Winström, der bei der Menge von Hasen, die es hier zu geben schien, mit Recht hoffen durfte, Eduard als glücklichen Jäger bald heimkommen zu sehen, richtete einen Feuerherd vor, der aus einer runden Schüssel bestand. In diese wurde Fischthran gegossen und um den Rand Leinwand- und Tuchflecken gelegt. Diese sogen sich voll Thran und wurden dann angezündet.

So ähnlich wie Wonström seinen Kochherd herrichtete, bauen die Eskimos ihre Lampen und Kochapparate, nur daß der Behälter des Thrans ein ausgehöhlter Stein und das um den Rand gelegte Zeug getrocknetes und zusammengedrehtes Moos ist.

Diese Thranlampen der Eskimos erwärmen und erleuchten im Winter zugleich ihre Erd- oder Eishütten, sie sind also sehr vielseitig.

Eduard wanderte mittlerweile, das gespannte Gewehr in der Hand, auf noch nie betretenem Lande.

Er hatte Hans mitgenommen, der den Jagdhund abgeben sollte.

Die Hasen-Bai lag am Fuße eines Bergkegels mit stumpfer Spitze. Der Berg selbst bestand aus viel zerklüfteten Felsen, die zum Teil mit Gras, Moos und Zwergbirken bewachsen waren.

Diesen Berg kletterte Eduard hinauf, um zugleich ihren jetzigen Wohnort aus der Vogelperspektive mit betrachten zu können.
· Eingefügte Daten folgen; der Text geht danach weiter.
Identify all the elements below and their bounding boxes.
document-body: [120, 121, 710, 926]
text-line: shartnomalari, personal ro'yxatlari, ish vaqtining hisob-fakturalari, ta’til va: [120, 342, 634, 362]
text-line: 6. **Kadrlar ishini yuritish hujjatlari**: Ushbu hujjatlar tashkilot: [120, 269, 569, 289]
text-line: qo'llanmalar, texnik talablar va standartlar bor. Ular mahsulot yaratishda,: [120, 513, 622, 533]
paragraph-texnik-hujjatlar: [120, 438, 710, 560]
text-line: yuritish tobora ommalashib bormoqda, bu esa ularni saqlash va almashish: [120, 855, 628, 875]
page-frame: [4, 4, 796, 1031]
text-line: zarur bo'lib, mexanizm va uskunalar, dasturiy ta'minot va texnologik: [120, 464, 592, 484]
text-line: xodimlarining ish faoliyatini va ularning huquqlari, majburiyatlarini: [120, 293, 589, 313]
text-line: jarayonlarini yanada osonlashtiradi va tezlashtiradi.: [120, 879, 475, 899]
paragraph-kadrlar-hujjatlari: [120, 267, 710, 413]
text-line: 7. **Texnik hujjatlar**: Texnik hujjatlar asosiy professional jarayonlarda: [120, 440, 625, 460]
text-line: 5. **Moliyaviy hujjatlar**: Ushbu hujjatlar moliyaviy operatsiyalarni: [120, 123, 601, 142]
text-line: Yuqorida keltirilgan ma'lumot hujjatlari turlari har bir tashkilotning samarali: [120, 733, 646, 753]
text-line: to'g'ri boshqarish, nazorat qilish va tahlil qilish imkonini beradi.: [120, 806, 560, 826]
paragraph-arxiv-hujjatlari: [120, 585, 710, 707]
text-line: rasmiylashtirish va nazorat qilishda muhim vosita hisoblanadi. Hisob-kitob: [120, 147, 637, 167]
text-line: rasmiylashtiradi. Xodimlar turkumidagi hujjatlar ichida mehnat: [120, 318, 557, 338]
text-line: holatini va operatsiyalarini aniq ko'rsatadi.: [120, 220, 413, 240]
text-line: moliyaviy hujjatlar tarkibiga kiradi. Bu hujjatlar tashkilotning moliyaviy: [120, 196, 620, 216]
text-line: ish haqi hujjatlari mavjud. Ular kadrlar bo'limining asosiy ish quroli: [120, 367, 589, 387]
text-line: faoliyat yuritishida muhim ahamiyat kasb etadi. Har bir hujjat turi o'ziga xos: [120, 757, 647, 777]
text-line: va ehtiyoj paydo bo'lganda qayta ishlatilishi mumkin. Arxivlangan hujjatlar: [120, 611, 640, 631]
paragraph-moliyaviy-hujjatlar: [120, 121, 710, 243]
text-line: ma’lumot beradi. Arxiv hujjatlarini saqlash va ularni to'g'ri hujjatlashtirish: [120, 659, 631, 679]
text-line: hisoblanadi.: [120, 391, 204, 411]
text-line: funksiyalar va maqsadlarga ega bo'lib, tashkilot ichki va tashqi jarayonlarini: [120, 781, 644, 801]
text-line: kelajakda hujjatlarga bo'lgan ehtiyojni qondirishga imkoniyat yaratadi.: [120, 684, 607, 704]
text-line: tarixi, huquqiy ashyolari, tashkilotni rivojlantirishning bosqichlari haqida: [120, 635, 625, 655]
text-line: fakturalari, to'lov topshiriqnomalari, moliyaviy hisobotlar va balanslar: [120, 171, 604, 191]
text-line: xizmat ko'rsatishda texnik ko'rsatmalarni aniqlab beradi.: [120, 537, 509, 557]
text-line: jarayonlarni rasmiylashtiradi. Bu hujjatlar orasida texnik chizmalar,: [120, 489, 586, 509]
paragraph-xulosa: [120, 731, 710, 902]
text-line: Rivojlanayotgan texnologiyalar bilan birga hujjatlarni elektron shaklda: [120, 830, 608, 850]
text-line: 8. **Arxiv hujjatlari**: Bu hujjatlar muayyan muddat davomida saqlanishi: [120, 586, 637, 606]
Als er ziemlich den Gipfel erreicht hatte, sprang plötzlich ein Hase auf.

Eduard schoß ihn mit Schrot nieder, doch hatte der Hase noch so viel Kraft, sich wieder aufzuraffen und in einer Felsenschlucht zu verschwinden.

Hans natürlich, der an das Jagdvergnügen schon gewöhnt war, sprang hinterher und verschwand ebenfalls in der Felsenschlucht.

Eduard, der Hans nachspringen sah, fürchtete, daß dieser den Hasen vor seinem Hinzukommen verschlingen möchte; deshalb beeilte er sich, so schnell als möglich nachzukommen. Als er in die Schlucht trat, strömte ihm eine warme Luft engegen und fünfzig Schritte weiter sah er, wie Hans den Hasen herumwürgte, der sich vergebens bemühte zu entkommen.

Als Eduard hinzukam, wollte Hans sich eben anschicken, den Braten zu verzehren, doch Eduard verbot sich diese eigenmächtige Handlung und nahm ihm den Hasen aus dem Rachen. Hans, der sich stets einer strengen Disziplin unterwarf, hatte auch nichts dagegen und ließ sich seine Beute willig nehmen.

Jetzt fiel Eduard die außerordentliche Wärme der Schlucht auf und er überlegte, was wohl der Grund dazu sein könne. Er ging weiter und sah in einiger Entfernung weiße Dämpfe aufsteigen, die sich oben in der Luft verloren. Als er dort hinkam, wo die Dämpfe aufstiegen, bemerkte er, daß sie aus einem weiten Felsenkessel strömten, dessen eine Hälfte von diesen Dampfmassen angefüllt war, während die andere Hälfte frei zu sein schien. Der Dampf kam stoß- oder ruckweise empor und in einer schauerlichen Tiefe bemerkte er eine verworrene Felsmasse.

Eduard wußte nicht, wie er sich das Naturspiel erklären sollte und beschloß, Wonström davon zu unterrichten, unter Umständen die Sache mit ihm zu untersuchen. Er nahm seinen Hasen und machte sich mit Hans auf den Heimweg.